Low-pressure air compressors are designed to deliver line pressures in the range of 40 to 60 psi. Since the dryers only operate in the range of 15 to 20 psi, a low-pressure air compressor will deliver a sufficient amount of airflow. The advantage of using a low- pressure compressor is that it produces more SCFM at low pressures.

High-Pressure Air Compressor delivers 5SCFM/hp
Low-Pressure Air Compressor delivers –7SCFM/hp

So in the example given above, a converter could choose either a 120 hp high-pressure air compressor (597/5 = 120), or an 85 hp low-pressure compressor (597/7=85). A lower horsepower compressor translates into lower energy costs.

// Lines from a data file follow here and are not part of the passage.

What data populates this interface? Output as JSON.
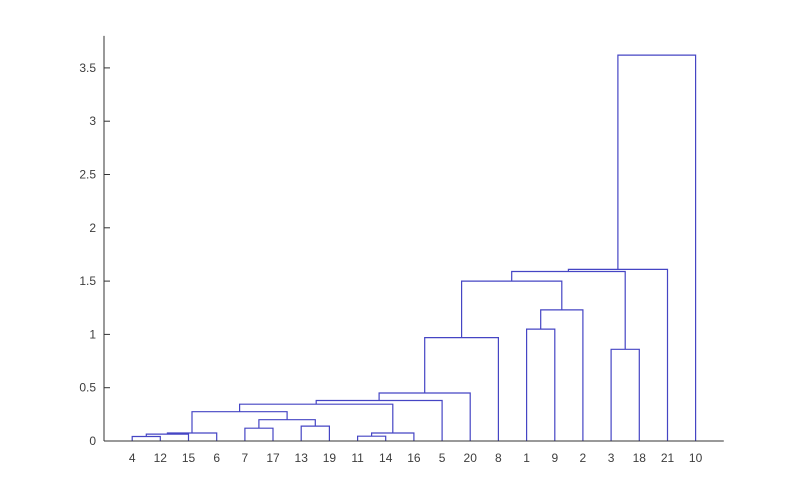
{
  "figure": {
    "background": "#ffffff"
  },
  "chart_data": {
    "type": "dendrogram",
    "orientation": "vertical",
    "title": "",
    "xlabel": "",
    "ylabel": "",
    "grid": false,
    "x_leaf_labels": [
      "4",
      "12",
      "15",
      "6",
      "7",
      "17",
      "13",
      "19",
      "11",
      "14",
      "16",
      "5",
      "20",
      "8",
      "1",
      "9",
      "2",
      "3",
      "18",
      "21",
      "10"
    ],
    "y_tick_labels": [
      "0",
      "0.5",
      "1",
      "1.5",
      "2",
      "2.5",
      "3",
      "3.5"
    ],
    "y_tick_values": [
      0,
      0.5,
      1,
      1.5,
      2,
      2.5,
      3,
      3.5
    ],
    "ylim": [
      0,
      3.8
    ],
    "xlim": [
      0,
      22
    ],
    "merges": [
      {
        "a": "4",
        "b": "12",
        "h": 0.042
      },
      {
        "a": "#0",
        "b": "15",
        "h": 0.065
      },
      {
        "a": "#1",
        "b": "6",
        "h": 0.075
      },
      {
        "a": "7",
        "b": "17",
        "h": 0.12
      },
      {
        "a": "13",
        "b": "19",
        "h": 0.14
      },
      {
        "a": "#3",
        "b": "#4",
        "h": 0.2
      },
      {
        "a": "#2",
        "b": "#5",
        "h": 0.275
      },
      {
        "a": "11",
        "b": "14",
        "h": 0.045
      },
      {
        "a": "#7",
        "b": "16",
        "h": 0.075
      },
      {
        "a": "#6",
        "b": "#8",
        "h": 0.345
      },
      {
        "a": "#9",
        "b": "5",
        "h": 0.38
      },
      {
        "a": "#10",
        "b": "20",
        "h": 0.45
      },
      {
        "a": "#11",
        "b": "8",
        "h": 0.97
      },
      {
        "a": "1",
        "b": "9",
        "h": 1.05
      },
      {
        "a": "#13",
        "b": "2",
        "h": 1.23
      },
      {
        "a": "#12",
        "b": "#14",
        "h": 1.5
      },
      {
        "a": "3",
        "b": "18",
        "h": 0.86
      },
      {
        "a": "#15",
        "b": "#16",
        "h": 1.59
      },
      {
        "a": "#17",
        "b": "21",
        "h": 1.61
      },
      {
        "a": "#18",
        "b": "10",
        "h": 3.62
      }
    ],
    "colors": {
      "link": "#4545c4",
      "axis": "#333333",
      "tick_label": "#3d3d3d"
    }
  }
}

We have established relationships with compressor companies and piping contractors so that they are familiar with the requirements of our dryer systems. We work closely with these vendors to ensure that guidance is available to our customers, on things like selecting the right type of compressor, making sure piping layouts include provisions for maintenance, the location of the compressor, etc.

  SCFM - (Definition)  

When talking terms of compressed air requirements, it is difficult to use CFM (Cubic Feet of air per Minute) because the mass of a specific volume of air is related to the pressure and temperature of that air. Mass is defined as a dimensionless quantity representing the amount of matter in a particle or object. As the air pressure increases, a specific volume will hold more mass of air. As the temperature of the air increases, the same specific volume will hold less mass of air. So in order to be accurate in discussing compressed air flow in terms of CFM, the pressure of the air and temperature of the air must also be considered.

As a result, SCFM is commonly used to specify compressed air flow rate on a common platform in terms of pressure and temperature. SCFM stands for Standard Cubic Feet of air per Minute and is defined as Cubic Feet of air per Minute at 70 Fº (21 Cº) and 1 atmospheric pressure (0 psi, 0 bar). This makes it convnient when specifying compressor capacity because it easily defines the "mass" of air for all air volume calculations regardless of their state of compression or temperature.